Они спали тяжким сном, и, перед тем как пойти в школу, я еще раз заглянул к ним и осторожно прикрыл их оголившиеся бедра. В обед я вернулся очень усталый, они все еще спали, все трое; я думал, что тресну с досады. Ведь мне так хотелось поговорить с ним! Пообедал один, попытался прилечь рядом с ребенком и соснуть немножко, но он уже был мокренький, и ничего у меня не вышло. Я встал и порылся в их вещах — может, новую какую-нибудь книгу привезли, газету, — но надоело и это.
Когда солнце начало садиться, у меня терпение лопнуло. Я тихонько открыл дверь и вошел к ним. Они лежали врозь и все так же крепко спали, словно наверстывая то, что упустили во время кругосветного своего путешествия. Я снова нагнулся, чтобы прикрыть ноги невестки, одеяло же, которым укрывался сын, я со злостью сдернул.
Он проснулся нехотя и не сразу. Голый, волосатый, грузный, он все сопел и сопел, наконец, продрал глаза и, увидев меня над собой, испугался, словно не узнал.
— Ну, как ты? — спросил он с пола, когда очухался.
— Все так же хожу в школу каждое утро, директор по-прежнему ничего не говорит, — шепнул я ему в ответ.
Он сначала не понял, хоть я ему и написал обо всем обстоятельно, как на духу. А может, он тех писем вовсе и не читал. Тишина сгущается. Слышно только дыхание молодой жены рядом. Постепенно к нему возвращается благодушие, он натягивает на себя одеяло, глаза у него улыбаются.
— Все Библию преподаешь?.. (Больше ему нечего сказать мне).
— Да, конечно.
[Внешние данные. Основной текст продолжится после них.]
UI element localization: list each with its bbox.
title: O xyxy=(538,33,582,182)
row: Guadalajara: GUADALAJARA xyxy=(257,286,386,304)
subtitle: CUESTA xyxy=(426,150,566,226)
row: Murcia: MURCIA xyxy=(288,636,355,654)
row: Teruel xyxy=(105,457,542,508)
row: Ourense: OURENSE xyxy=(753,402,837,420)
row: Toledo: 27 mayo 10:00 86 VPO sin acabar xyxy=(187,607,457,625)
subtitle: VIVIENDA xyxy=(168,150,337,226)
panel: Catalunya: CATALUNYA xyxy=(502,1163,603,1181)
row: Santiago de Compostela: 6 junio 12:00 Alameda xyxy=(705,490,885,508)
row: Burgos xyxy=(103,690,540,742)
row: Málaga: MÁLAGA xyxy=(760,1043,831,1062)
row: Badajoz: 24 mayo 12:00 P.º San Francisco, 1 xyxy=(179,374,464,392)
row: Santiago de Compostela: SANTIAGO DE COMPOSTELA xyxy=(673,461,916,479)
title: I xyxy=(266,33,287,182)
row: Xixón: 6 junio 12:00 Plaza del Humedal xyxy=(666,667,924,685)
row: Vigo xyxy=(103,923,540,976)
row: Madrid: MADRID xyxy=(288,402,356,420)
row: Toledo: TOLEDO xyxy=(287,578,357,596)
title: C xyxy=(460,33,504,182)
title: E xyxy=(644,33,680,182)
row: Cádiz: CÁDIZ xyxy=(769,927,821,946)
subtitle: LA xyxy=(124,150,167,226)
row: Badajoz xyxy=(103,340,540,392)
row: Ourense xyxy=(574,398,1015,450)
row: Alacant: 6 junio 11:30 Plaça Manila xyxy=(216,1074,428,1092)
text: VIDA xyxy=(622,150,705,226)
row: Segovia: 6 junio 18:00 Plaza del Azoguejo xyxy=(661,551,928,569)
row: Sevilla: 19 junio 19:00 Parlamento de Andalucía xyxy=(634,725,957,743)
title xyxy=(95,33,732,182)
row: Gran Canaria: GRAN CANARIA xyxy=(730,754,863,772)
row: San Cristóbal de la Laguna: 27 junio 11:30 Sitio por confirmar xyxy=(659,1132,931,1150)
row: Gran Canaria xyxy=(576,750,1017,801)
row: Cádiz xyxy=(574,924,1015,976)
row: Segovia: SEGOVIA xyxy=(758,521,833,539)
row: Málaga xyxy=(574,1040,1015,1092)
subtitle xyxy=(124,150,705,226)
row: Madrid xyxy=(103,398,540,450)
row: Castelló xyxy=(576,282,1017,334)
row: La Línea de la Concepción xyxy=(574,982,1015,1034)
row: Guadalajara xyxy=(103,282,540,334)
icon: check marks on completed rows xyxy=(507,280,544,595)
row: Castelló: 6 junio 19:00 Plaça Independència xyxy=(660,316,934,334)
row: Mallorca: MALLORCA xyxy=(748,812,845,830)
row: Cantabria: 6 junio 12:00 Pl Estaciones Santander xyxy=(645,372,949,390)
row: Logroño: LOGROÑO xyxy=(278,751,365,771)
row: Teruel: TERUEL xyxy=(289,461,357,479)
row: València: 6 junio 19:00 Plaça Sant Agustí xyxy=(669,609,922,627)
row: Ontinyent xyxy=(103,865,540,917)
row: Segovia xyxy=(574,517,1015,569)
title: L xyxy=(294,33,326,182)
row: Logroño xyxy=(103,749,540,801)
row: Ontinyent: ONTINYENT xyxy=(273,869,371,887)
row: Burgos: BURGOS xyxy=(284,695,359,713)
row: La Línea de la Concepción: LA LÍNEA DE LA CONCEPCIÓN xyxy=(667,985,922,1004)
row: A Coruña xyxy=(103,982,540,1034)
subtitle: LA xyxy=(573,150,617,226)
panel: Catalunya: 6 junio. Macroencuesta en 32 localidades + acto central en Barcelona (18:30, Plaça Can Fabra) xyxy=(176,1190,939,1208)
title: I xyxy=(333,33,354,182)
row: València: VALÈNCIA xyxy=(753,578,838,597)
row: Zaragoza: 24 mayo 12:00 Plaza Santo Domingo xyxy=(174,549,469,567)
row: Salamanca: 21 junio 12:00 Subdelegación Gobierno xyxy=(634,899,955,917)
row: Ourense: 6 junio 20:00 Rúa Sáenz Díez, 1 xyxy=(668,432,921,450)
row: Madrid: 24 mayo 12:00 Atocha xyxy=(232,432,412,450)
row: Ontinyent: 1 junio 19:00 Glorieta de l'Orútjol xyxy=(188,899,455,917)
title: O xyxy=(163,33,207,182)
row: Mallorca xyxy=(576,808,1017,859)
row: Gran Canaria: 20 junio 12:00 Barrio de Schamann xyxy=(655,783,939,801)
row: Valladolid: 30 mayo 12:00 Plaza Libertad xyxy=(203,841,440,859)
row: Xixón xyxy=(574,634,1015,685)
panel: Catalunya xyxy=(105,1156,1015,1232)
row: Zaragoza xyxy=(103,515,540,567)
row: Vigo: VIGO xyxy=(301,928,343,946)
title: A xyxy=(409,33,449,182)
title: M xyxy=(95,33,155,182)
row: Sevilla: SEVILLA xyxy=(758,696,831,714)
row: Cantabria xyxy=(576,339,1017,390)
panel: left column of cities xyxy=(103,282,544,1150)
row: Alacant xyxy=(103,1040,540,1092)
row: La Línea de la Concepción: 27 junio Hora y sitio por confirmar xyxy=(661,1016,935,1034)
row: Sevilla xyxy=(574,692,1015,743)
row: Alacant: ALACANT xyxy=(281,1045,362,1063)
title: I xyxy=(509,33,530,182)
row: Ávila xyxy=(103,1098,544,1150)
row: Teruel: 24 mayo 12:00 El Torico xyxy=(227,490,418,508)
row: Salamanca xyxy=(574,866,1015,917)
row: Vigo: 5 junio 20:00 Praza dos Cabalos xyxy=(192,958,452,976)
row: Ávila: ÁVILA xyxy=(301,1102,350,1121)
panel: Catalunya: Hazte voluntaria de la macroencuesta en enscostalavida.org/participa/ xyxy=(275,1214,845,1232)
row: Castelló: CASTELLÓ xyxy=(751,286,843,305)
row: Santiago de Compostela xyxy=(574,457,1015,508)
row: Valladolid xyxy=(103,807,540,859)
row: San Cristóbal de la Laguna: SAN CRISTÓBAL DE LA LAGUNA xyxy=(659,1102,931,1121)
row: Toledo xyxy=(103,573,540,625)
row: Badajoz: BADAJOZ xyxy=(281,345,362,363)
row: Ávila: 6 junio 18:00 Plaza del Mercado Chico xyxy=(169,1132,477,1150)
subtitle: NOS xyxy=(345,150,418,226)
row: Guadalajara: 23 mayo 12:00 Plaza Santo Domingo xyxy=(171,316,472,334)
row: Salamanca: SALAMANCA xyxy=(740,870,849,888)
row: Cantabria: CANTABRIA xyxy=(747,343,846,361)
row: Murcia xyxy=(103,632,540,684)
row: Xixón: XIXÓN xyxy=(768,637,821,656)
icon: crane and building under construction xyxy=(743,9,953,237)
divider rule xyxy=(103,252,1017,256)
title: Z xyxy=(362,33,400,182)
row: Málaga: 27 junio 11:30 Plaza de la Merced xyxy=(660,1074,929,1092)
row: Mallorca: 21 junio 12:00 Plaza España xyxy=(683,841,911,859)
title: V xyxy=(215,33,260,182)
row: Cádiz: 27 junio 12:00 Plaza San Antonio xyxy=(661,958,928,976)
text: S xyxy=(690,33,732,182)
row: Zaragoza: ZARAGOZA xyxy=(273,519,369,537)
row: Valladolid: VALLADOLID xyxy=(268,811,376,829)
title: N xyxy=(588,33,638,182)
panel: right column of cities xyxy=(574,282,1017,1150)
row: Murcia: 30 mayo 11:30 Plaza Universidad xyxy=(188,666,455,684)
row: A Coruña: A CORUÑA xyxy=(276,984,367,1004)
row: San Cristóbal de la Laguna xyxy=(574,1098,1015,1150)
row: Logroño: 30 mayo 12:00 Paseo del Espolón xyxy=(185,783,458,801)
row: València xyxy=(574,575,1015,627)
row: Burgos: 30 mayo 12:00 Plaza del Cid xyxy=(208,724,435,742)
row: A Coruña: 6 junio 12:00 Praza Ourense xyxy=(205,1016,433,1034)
Что ж еще?
— Ну, тогда все нормально, — не перестает он улыбаться.
— Да, нормально. — И после продолжительного молчания — Если не считать ребят, которые гибнут то и дело, — шепотом бросаю я ему в лицо.
Он жмурится. Затем садится. Кутается в одеяло, борода торчит во все стороны, достает трубку, сует в зубы и принимается размышлять вслух, точно древний пророк какой-нибудь, объяснять, что войне вот-вот конец, разве я не чувствую, что она идет к концу? Сколько же можно! Просыпается и жена, садится с ним рядом, тоже кутается в одеяло, лучезарно мне улыбается, готовая включиться в дискуссию, изложить свою точку зрения, тут же, даже не помывшись, даже не попив водички, с глазами, еще опухшими со сна, в весенних сумерках неубранной комнаты, согретой их телами.
Шагаем по коридору в сторону директорского кабинета, небольшая траурная кучка, я посредине, словно важный гость либо пленник. Двери классов приоткрываются чуть-чуть, точно от напора занятий; учителя, классные доски и ребята — вся школа — смотрят на меня, будто открывают меня заново.
… А мы и не знали, что он у вас вернулся, вы ж ничего не сказали, вы же все молчите. А я думал, что вы вряд ли его еще помните, хотя он тоже, конечно, учился в этой школе. Сколько ему лет? То есть, сколько лет ему было? Тридцать один. Господи, когда же это все кончится! Такой молодой! Ну, не такой уж молодой, я даже был поражен, когда он сошел с самолета. Постарел, конечно… И сразу на фронт? Не дав даже передохнуть? Нет, почему же? Дали три месяца. Идут-то нынче все, а он и не воевал вовсе. Но сразу в Иорданскую долину? Значит, не повезло. Признаться, я и сам не думал, что он еще годен на что-нибудь; а он был уверен, что пошлют караулить объекты там же, в Иерусалиме…
Пересекаем двор наискосок, он совершенно пуст и прямо горит на солнце.